If there is the concurrent presence of a GI condition, such as diarrhea, or constipation, this can alter the time available for absorption.

35
Q

What is the most prominent type of drug metabolizer?

A

a family of isozymes known as the cytochromes P450, usually abbreviated to CYPs. The CYPs play a vital role in intermediary metabolism, for example steroidigenesis, and in the context of drugs, they act to facilitate drug excretion by transforming the (drug) substrates into more water-soluble and polar molecules that can be eliminated in the urine and bile.

36
Q

Where is the highest concentration of cytochrome P450s found in the body?

A

in the liver, with lesser amounts in other organ systems. In the wall of the small intestine CYP3A4 plays an important and complementary role to the efflux pumps in modulating drug access to the hepatic portal vein and ultimately to the systemic circulation. Thus, CYP3A4 serves to “break down” or inactivate drugs before they can have any pharmacologic effect in the body.

activity of CYP3A can also be modulated by changes in expression (enzyme induction or down-regulation), genetically determined limitations in function, and by substrate competition

37
Q

Can hormones impact drug effusion in the GI tract?

A

Yes. The rate and extent of perfusion of the gastrointestinal system can be influenced both by the release or local factors (hormones) in the gastrointestinal wall as well as the application of exogenous agents (drugs) that are administered for other purposes.
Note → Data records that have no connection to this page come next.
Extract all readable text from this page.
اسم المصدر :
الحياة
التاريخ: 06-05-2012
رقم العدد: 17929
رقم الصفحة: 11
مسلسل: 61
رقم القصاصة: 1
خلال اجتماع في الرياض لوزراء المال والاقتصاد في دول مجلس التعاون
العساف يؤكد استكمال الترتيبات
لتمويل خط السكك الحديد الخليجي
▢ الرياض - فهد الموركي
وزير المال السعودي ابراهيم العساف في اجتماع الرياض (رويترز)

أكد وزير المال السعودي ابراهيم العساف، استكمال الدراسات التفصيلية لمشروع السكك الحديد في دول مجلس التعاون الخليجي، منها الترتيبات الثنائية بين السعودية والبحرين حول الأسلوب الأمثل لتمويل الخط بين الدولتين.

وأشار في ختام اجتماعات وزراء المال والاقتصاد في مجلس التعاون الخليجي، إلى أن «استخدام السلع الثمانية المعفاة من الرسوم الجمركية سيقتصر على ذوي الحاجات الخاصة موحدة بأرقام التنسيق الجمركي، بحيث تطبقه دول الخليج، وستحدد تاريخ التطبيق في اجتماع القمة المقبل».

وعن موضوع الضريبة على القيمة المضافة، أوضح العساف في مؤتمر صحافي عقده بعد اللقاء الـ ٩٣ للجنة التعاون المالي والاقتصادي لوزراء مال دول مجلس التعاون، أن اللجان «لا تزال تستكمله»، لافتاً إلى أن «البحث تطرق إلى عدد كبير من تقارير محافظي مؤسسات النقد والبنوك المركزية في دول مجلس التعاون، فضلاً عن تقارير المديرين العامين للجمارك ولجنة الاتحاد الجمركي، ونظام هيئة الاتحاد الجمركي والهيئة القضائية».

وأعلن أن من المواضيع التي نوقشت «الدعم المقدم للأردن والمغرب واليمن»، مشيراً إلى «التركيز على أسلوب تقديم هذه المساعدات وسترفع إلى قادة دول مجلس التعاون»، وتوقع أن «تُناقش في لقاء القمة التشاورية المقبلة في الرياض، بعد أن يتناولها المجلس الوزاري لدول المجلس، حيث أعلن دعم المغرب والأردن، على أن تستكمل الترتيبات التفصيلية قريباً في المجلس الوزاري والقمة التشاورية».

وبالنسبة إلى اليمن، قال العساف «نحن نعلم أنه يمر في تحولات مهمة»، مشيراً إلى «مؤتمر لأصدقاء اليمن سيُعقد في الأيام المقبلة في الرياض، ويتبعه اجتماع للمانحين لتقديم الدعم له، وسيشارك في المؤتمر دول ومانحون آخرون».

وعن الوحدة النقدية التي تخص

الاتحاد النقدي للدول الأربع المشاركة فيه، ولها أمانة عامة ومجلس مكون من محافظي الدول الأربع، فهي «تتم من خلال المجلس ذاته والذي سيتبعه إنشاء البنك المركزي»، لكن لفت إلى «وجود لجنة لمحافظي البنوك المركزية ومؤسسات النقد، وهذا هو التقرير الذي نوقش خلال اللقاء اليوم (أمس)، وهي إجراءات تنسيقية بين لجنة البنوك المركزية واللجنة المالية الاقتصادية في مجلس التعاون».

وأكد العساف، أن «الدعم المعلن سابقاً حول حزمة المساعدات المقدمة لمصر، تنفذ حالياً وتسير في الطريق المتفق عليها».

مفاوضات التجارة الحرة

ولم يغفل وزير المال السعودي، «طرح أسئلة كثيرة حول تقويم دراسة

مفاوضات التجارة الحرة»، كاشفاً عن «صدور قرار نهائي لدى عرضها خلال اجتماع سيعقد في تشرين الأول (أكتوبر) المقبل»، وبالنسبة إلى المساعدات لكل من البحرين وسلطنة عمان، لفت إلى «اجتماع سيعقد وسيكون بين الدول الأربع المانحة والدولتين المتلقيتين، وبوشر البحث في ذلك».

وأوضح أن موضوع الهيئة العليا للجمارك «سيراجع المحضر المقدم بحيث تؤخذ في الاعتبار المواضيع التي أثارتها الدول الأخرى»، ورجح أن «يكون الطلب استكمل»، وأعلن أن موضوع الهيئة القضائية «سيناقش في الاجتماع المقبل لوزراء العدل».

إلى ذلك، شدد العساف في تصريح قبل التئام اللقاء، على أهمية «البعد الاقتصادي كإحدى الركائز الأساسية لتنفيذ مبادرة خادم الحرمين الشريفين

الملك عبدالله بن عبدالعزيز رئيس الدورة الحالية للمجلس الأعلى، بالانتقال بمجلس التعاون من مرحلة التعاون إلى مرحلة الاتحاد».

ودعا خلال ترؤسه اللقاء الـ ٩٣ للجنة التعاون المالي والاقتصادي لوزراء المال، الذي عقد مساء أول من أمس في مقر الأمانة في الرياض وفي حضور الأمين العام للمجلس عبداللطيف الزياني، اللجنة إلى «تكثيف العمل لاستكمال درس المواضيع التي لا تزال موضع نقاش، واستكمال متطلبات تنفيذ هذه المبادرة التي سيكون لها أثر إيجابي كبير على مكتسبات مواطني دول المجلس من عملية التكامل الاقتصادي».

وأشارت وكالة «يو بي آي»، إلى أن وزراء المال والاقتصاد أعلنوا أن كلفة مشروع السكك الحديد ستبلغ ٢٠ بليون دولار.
For example, the use of vasodilators (drugs increasing the diameter and therefore flow rate of arteries and veins) can increase the rate of drug absorption, whereas vasoconstrictors used to maintain blood pressure, can result in tissue ischemia and damage as a consequence of gastrointestinal hypo-perfusion.

38
Q

Notes on Intestinal Drug Pumps

A

in certain anatomical locations in the body active (energy dependent) trans- porter proteins (pumps) also play a crucial regulatory role, often working against the concentration gradient

Many of the pumps act to carry
materials into the enterocyte, for example, the
organic anion transporter protein (OATP), but
there are also ABC transporters (coloured
brown or black in the figure) that provide a
barrier function, namely P-glycoprotein (P-
gp), multidrug resistance protein (MRP), and
breast cancer resistance protein (BRCP)

39
Q

Notes on Intestinal Microflora

A

The human intestinal microbiota can have a major impact on drug metabolism and ultimately on oral bioavailability

the next generation of drugs has a higher probability of being presented to the microbiota in the lower gut, either through poor solubility/permeability properties or formulation development strategies

the total number of bacteria
depends upon location within the length of the GI tract.Therefore metabolic capacity varies by location. Regardless, the microflora have been shown to be capable of conducting a large
number of metabolic reactions. The clinical significance of the microfloral metabolism of drugs with respect to efficacy and toxicity is only now beginning to be investigated.